L’armée tente de renforcer ses pouvoirs

Rangoun — Le président birman a proposé mardi la création d’un super-ministère de l’Intérieur qui serait sous le contrôle de l’armée, à quelques jours de l’arrivée au pouvoir d’un Parlement dominé par Aung San Suu Kyi.

Cette réforme de dernière minute du président Thein Sein, un ancien général ayant assuré depuis 2011 la transition post-junte, vise à « fusionner le ministère de l’Immigration et de la Population avec celui de l’Intérieur », a confirmé Zaw Htay, porte-parole de la présidence.

Le chef de l’armée conservant le pouvoir de nommer certains ministres clés comme celui de l’Intérieur et de la Défense, les militaires s’assureraient ainsi le contrôle de ce ministère qui a notamment la main sur l’attribution des visas pour les étrangers et l’émission de passeports pour les Birmans. Une façon de renforcer le contrôle des militaires sur le gouvernement à venir, qui doit être formé par le prix Nobel de la paix Aung San Suu Kyi.

Thein Sein a écrit une lettre au Parlement sortant, dominé par le parti au pouvoir, pour demander l’approbation de cette réforme avant la fin de sa session vendredi.

Le porte-parole de la Ligue nationale pour la démocratie (NLD), le parti d’Aung San Suu Kyi, a assuré ne pas être au courant de cette tentative de réforme de dernière minute.

Héritage de la junte

La présidence invoque le nécessaire « renforcement de la sécurité » derrière cette réforme, rappelant que les deux ministères n’en faisaient qu’un jusqu’en 1995.

Cette annonce intervient à quelques jours de la prise de fonction, lundi 1er février, du Parlement issu des élections législatives de novembre 2015, les premières démocratiques depuis 25 ans, lors desquelles la NLD s’est assurée un raz-de-marée électoral.

En plus de contrôler de larges pans de l’exécutif, par le biais des ministères de la Défense et de l’Intérieur, les héritiers de l’ancien régime resteront une force politique cruciale dans le pays grâce aux 25 % de députés militaires, une prérogative héritée de la junte.

La première étape du nouveau Parlement sera de choisir le prochain président, un processus complexe qui pourrait durer des semaines.

Suu Kyi ne pourra quant à elle pas se présenter en raison d’un article de la Constitution qui bloque l’accès à la fonction suprême pour les personnes ayant des enfants de nationalité étrangère.
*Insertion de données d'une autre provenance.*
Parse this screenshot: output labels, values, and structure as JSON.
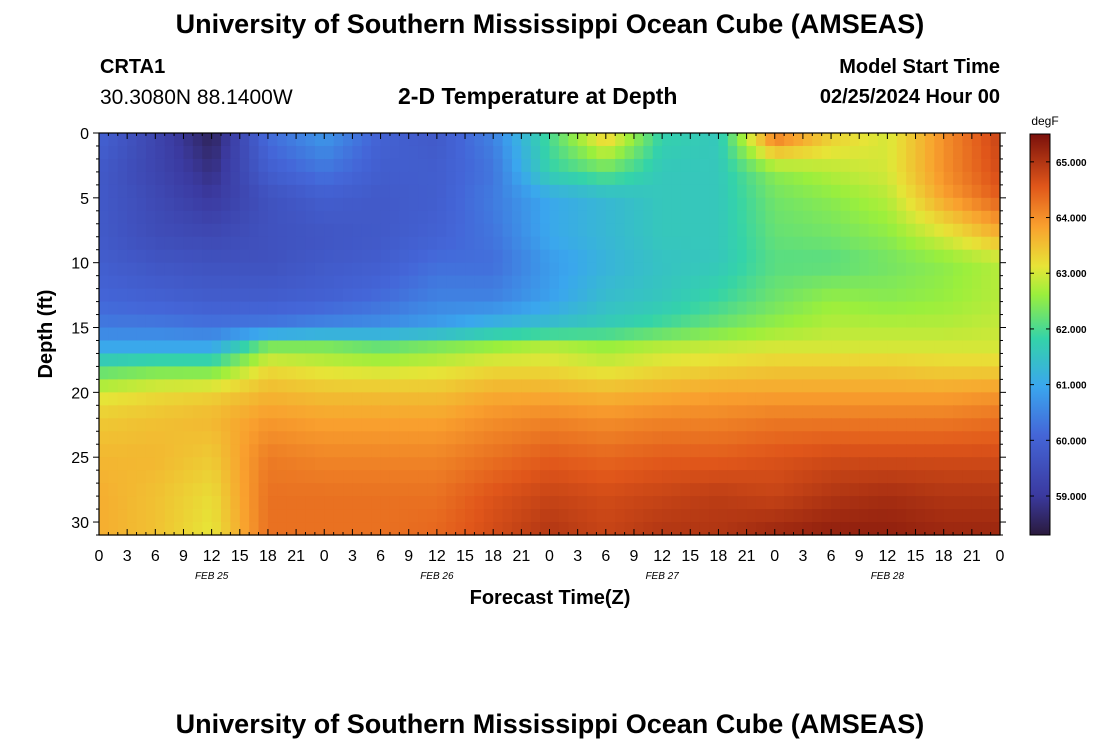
{
  "header": {
    "title": "University of Southern Mississippi Ocean Cube (AMSEAS)",
    "station": "CRTA1",
    "coords": "30.3080N  88.1400W",
    "subtitle": "2-D Temperature at Depth",
    "model_label": "Model Start Time",
    "model_time": "02/25/2024 Hour 00"
  },
  "footer": {
    "title": "University of Southern Mississippi Ocean Cube (AMSEAS)"
  },
  "chart_data": {
    "type": "heatmap",
    "title": "2-D Temperature at Depth",
    "xlabel": "Forecast Time(Z)",
    "ylabel": "Depth (ft)",
    "x_unit": "forecast hour",
    "xlim": [
      0,
      96
    ],
    "ylim": [
      0,
      31
    ],
    "x_tick_step_hours": 3,
    "x_tick_labels": [
      "0",
      "3",
      "6",
      "9",
      "12",
      "15",
      "18",
      "21",
      "0",
      "3",
      "6",
      "9",
      "12",
      "15",
      "18",
      "21",
      "0",
      "3",
      "6",
      "9",
      "12",
      "15",
      "18",
      "21",
      "0",
      "3",
      "6",
      "9",
      "12",
      "15",
      "18",
      "21",
      "0"
    ],
    "y_ticks": [
      0,
      5,
      10,
      15,
      20,
      25,
      30
    ],
    "day_labels": [
      {
        "label": "FEB 25",
        "hour": 12
      },
      {
        "label": "FEB 26",
        "hour": 36
      },
      {
        "label": "FEB 27",
        "hour": 60
      },
      {
        "label": "FEB 28",
        "hour": 84
      }
    ],
    "colorbar": {
      "unit": "degF",
      "range": [
        58.3,
        65.5
      ],
      "ticks": [
        "59.000",
        "60.000",
        "61.000",
        "62.000",
        "63.000",
        "64.000",
        "65.000"
      ],
      "tick_values": [
        59,
        60,
        61,
        62,
        63,
        64,
        65
      ]
    },
    "depths_ft": [
      0,
      3,
      5,
      8,
      10,
      13,
      15,
      16.5,
      18,
      20,
      22,
      25,
      28,
      31
    ],
    "hours": [
      0,
      6,
      12,
      18,
      24,
      30,
      36,
      42,
      48,
      54,
      60,
      66,
      72,
      78,
      84,
      90,
      96
    ],
    "values_degF": [
      [
        60.0,
        59.3,
        58.5,
        60.2,
        60.8,
        60.0,
        59.8,
        60.5,
        62.0,
        63.5,
        61.8,
        61.6,
        64.4,
        63.4,
        63.0,
        64.0,
        64.8
      ],
      [
        59.8,
        59.3,
        58.8,
        59.9,
        60.3,
        59.9,
        59.9,
        60.3,
        61.8,
        62.2,
        61.6,
        61.6,
        62.5,
        62.8,
        63.0,
        64.0,
        64.7
      ],
      [
        59.8,
        59.4,
        59.0,
        59.6,
        59.9,
        59.8,
        59.9,
        60.4,
        61.0,
        61.3,
        61.6,
        61.6,
        62.3,
        62.5,
        62.8,
        63.8,
        64.5
      ],
      [
        59.8,
        59.5,
        59.4,
        59.6,
        59.7,
        59.8,
        60.0,
        60.3,
        61.0,
        61.3,
        61.6,
        61.6,
        62.2,
        62.3,
        62.5,
        63.0,
        63.6
      ],
      [
        59.9,
        59.7,
        59.6,
        59.6,
        59.8,
        59.9,
        60.2,
        60.2,
        60.8,
        61.2,
        61.5,
        61.6,
        62.1,
        62.1,
        62.3,
        62.5,
        62.8
      ],
      [
        60.1,
        60.0,
        59.9,
        59.9,
        60.0,
        60.2,
        60.5,
        60.5,
        60.9,
        61.4,
        61.6,
        61.9,
        62.3,
        62.6,
        62.5,
        62.6,
        62.8
      ],
      [
        60.4,
        60.4,
        60.3,
        60.4,
        60.6,
        60.7,
        60.9,
        61.3,
        61.5,
        61.7,
        62.0,
        62.3,
        62.6,
        62.8,
        62.8,
        62.8,
        62.9
      ],
      [
        61.0,
        61.0,
        61.0,
        62.4,
        62.4,
        62.2,
        62.4,
        62.6,
        62.8,
        62.6,
        62.8,
        62.9,
        63.0,
        63.0,
        63.0,
        63.0,
        63.0
      ],
      [
        62.0,
        62.2,
        62.2,
        63.2,
        63.0,
        62.9,
        63.0,
        63.2,
        63.2,
        63.0,
        63.2,
        63.3,
        63.4,
        63.4,
        63.4,
        63.3,
        63.3
      ],
      [
        63.0,
        63.2,
        63.3,
        63.6,
        63.5,
        63.5,
        63.5,
        63.7,
        63.7,
        63.6,
        63.7,
        63.8,
        63.8,
        63.8,
        63.8,
        63.8,
        63.9
      ],
      [
        63.4,
        63.5,
        63.6,
        63.9,
        63.8,
        63.8,
        63.8,
        64.0,
        64.1,
        64.0,
        64.1,
        64.1,
        64.2,
        64.2,
        64.2,
        64.2,
        64.3
      ],
      [
        63.6,
        63.6,
        63.4,
        64.2,
        64.1,
        64.1,
        64.1,
        64.3,
        64.5,
        64.4,
        64.5,
        64.5,
        64.6,
        64.7,
        64.7,
        64.7,
        64.7
      ],
      [
        63.7,
        63.5,
        63.2,
        64.3,
        64.3,
        64.3,
        64.3,
        64.6,
        64.8,
        64.7,
        64.8,
        64.9,
        64.8,
        65.0,
        65.1,
        65.0,
        65.0
      ],
      [
        63.7,
        63.5,
        63.1,
        64.3,
        64.3,
        64.3,
        64.4,
        64.7,
        65.0,
        64.8,
        65.0,
        65.0,
        65.2,
        65.3,
        65.3,
        65.2,
        65.2
      ]
    ]
  }
}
Or ses deux enfants sont britanniques.

À la rue

Des centaines de familles birmanes se sont soudain retrouvées à la rue mardi lorsque le gouvernement a fait raser leur bidonville à coup de pelles mécaniques à Rangoon pour faire place à un complexe industriel, a constaté l’AFP.
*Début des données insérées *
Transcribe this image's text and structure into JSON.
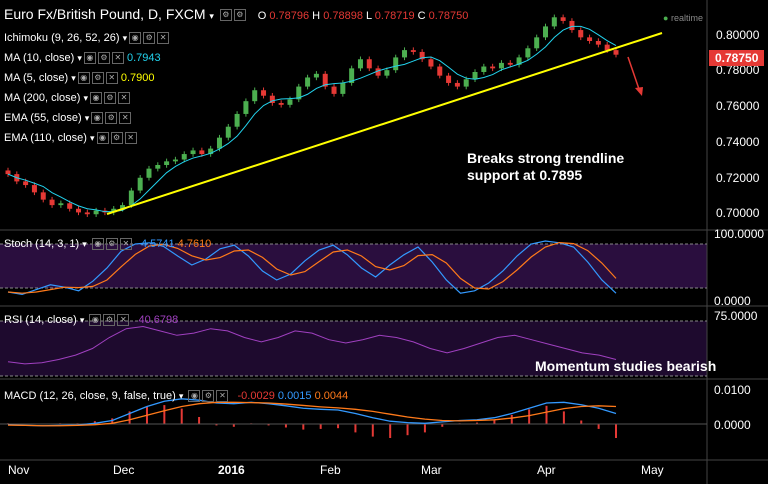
{
  "header": {
    "symbol_title": "Euro Fx/British Pound, D, FXCM",
    "open_label": "O",
    "open": "0.78796",
    "high_label": "H",
    "high": "0.78898",
    "low_label": "L",
    "low": "0.78719",
    "close_label": "C",
    "close": "0.78750",
    "realtime": "realtime"
  },
  "indicators": [
    {
      "label": "Ichimoku (9, 26, 52, 26)",
      "value": "",
      "color": "#ffffff"
    },
    {
      "label": "MA (10, close)",
      "value": "0.7943",
      "color": "#22d3ee"
    },
    {
      "label": "MA (5, close)",
      "value": "0.7900",
      "color": "#ffff00"
    },
    {
      "label": "MA (200, close)",
      "value": "",
      "color": "#ffffff"
    },
    {
      "label": "EMA (55, close)",
      "value": "",
      "color": "#ffffff"
    },
    {
      "label": "EMA (110, close)",
      "value": "",
      "color": "#ffffff"
    }
  ],
  "annotations": {
    "trendline_note": "Breaks strong trendline support at 0.7895",
    "momentum_note": "Momentum studies bearish"
  },
  "colors": {
    "up": "#4caf50",
    "down": "#e53935",
    "trendline": "#ffff00",
    "ma10": "#22d3ee",
    "ma5": "#ffff00",
    "price_tag": "#e53935"
  },
  "stoch": {
    "label": "Stoch (14, 3, 1)",
    "v1": "4.5741",
    "v2": "4.7610",
    "ticks": [
      "100.0000",
      "0.0000"
    ]
  },
  "rsi": {
    "label": "RSI (14, close)",
    "v1": "40.6798",
    "ticks": [
      "75.0000"
    ]
  },
  "macd": {
    "label": "MACD (12, 26, close, 9, false, true)",
    "v1": "-0.0029",
    "v2": "0.0015",
    "v3": "0.0044",
    "ticks": [
      "0.0100",
      "0.0000"
    ]
  },
  "price_axis": {
    "ticks": [
      "0.80000",
      "0.78750",
      "0.78000",
      "0.76000",
      "0.74000",
      "0.72000",
      "0.70000"
    ],
    "current": "0.78750"
  },
  "x_axis": {
    "ticks": [
      "Nov",
      "Dec",
      "2016",
      "Feb",
      "Mar",
      "Apr",
      "May"
    ]
  },
  "chart_data": {
    "type": "candlestick",
    "title": "Euro Fx/British Pound, D, FXCM",
    "ylim": [
      0.693,
      0.812
    ],
    "price_series_approx": [
      0.722,
      0.718,
      0.716,
      0.712,
      0.708,
      0.705,
      0.706,
      0.703,
      0.701,
      0.7,
      0.702,
      0.701,
      0.703,
      0.705,
      0.713,
      0.72,
      0.725,
      0.727,
      0.729,
      0.73,
      0.733,
      0.735,
      0.733,
      0.736,
      0.742,
      0.748,
      0.755,
      0.762,
      0.768,
      0.765,
      0.761,
      0.76,
      0.763,
      0.77,
      0.775,
      0.777,
      0.77,
      0.766,
      0.772,
      0.78,
      0.785,
      0.78,
      0.776,
      0.779,
      0.786,
      0.79,
      0.789,
      0.785,
      0.781,
      0.776,
      0.772,
      0.77,
      0.774,
      0.778,
      0.781,
      0.78,
      0.783,
      0.782,
      0.786,
      0.791,
      0.797,
      0.803,
      0.808,
      0.806,
      0.801,
      0.797,
      0.795,
      0.793,
      0.79,
      0.7875
    ],
    "trendline": {
      "from": 0.698,
      "to": 0.8,
      "label": "Breaks strong trendline support at 0.7895"
    },
    "stoch_percent_approx": [
      10,
      6,
      14,
      22,
      18,
      12,
      28,
      50,
      78,
      90,
      92,
      86,
      70,
      55,
      65,
      82,
      88,
      70,
      45,
      30,
      40,
      62,
      80,
      88,
      72,
      50,
      35,
      55,
      72,
      85,
      60,
      30,
      8,
      12,
      25,
      45,
      70,
      90,
      95,
      92,
      85,
      60,
      30,
      8
    ],
    "rsi_approx": [
      38,
      36,
      37,
      40,
      44,
      50,
      60,
      68,
      70,
      66,
      62,
      64,
      68,
      66,
      60,
      56,
      60,
      66,
      64,
      58,
      55,
      58,
      62,
      60,
      56,
      50,
      46,
      50,
      55,
      60,
      62,
      58,
      54,
      50,
      46,
      44,
      40
    ],
    "macd_approx": [
      -0.0002,
      -0.0004,
      -0.0005,
      -0.0004,
      -0.0003,
      0.0002,
      0.001,
      0.003,
      0.005,
      0.0065,
      0.0072,
      0.0068,
      0.006,
      0.0058,
      0.0062,
      0.0058,
      0.0052,
      0.0045,
      0.0042,
      0.004,
      0.003,
      0.0018,
      0.0008,
      0.0004,
      0.0002,
      0.0006,
      0.001,
      0.0012,
      0.0018,
      0.003,
      0.0045,
      0.006,
      0.0062,
      0.0055,
      0.0045,
      0.003
    ],
    "signal_approx": [
      -0.0003,
      -0.0004,
      -0.0005,
      -0.0005,
      -0.0004,
      -0.0002,
      0.0002,
      0.0012,
      0.0025,
      0.0038,
      0.005,
      0.0058,
      0.0062,
      0.0062,
      0.0061,
      0.006,
      0.0057,
      0.0053,
      0.0049,
      0.0046,
      0.0042,
      0.0036,
      0.0028,
      0.002,
      0.0014,
      0.001,
      0.0009,
      0.001,
      0.0012,
      0.0017,
      0.0024,
      0.0034,
      0.0044,
      0.005,
      0.0052,
      0.005
    ]
  }
}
Les habitants tentaient mardi d’arracher quelques maigres possessions des ruines de leurs habitations à proximité d’une usine de bière, propriété de l’armée dans la zone industrielle au nord de Rangoon.

« La police a commencé à détruire nos maisons dans la matinée. Toutes nos affaires sont mouillées et mes deux enfants sont dans le froid sous la pluie », a raconté Kyi Kyi Winu, une jeune femme qui vit dans cette zone depuis 19 ans. Elle a expliqué que les habitants n’avaient été prévenus de cette destruction que la veille. Ni les autorités de Rangoon, ni la police ou la présidence n’ont voulu faire de commentaire.

La réglementation sur les terrains à bâtir devrait être l’un des principaux sujet du nouveau gouvernement dirigé par le parti de Aung San Suu Ky qui va siéger au Parlement à partir de la semaine prochaine après sa victoire aux élections de novembre.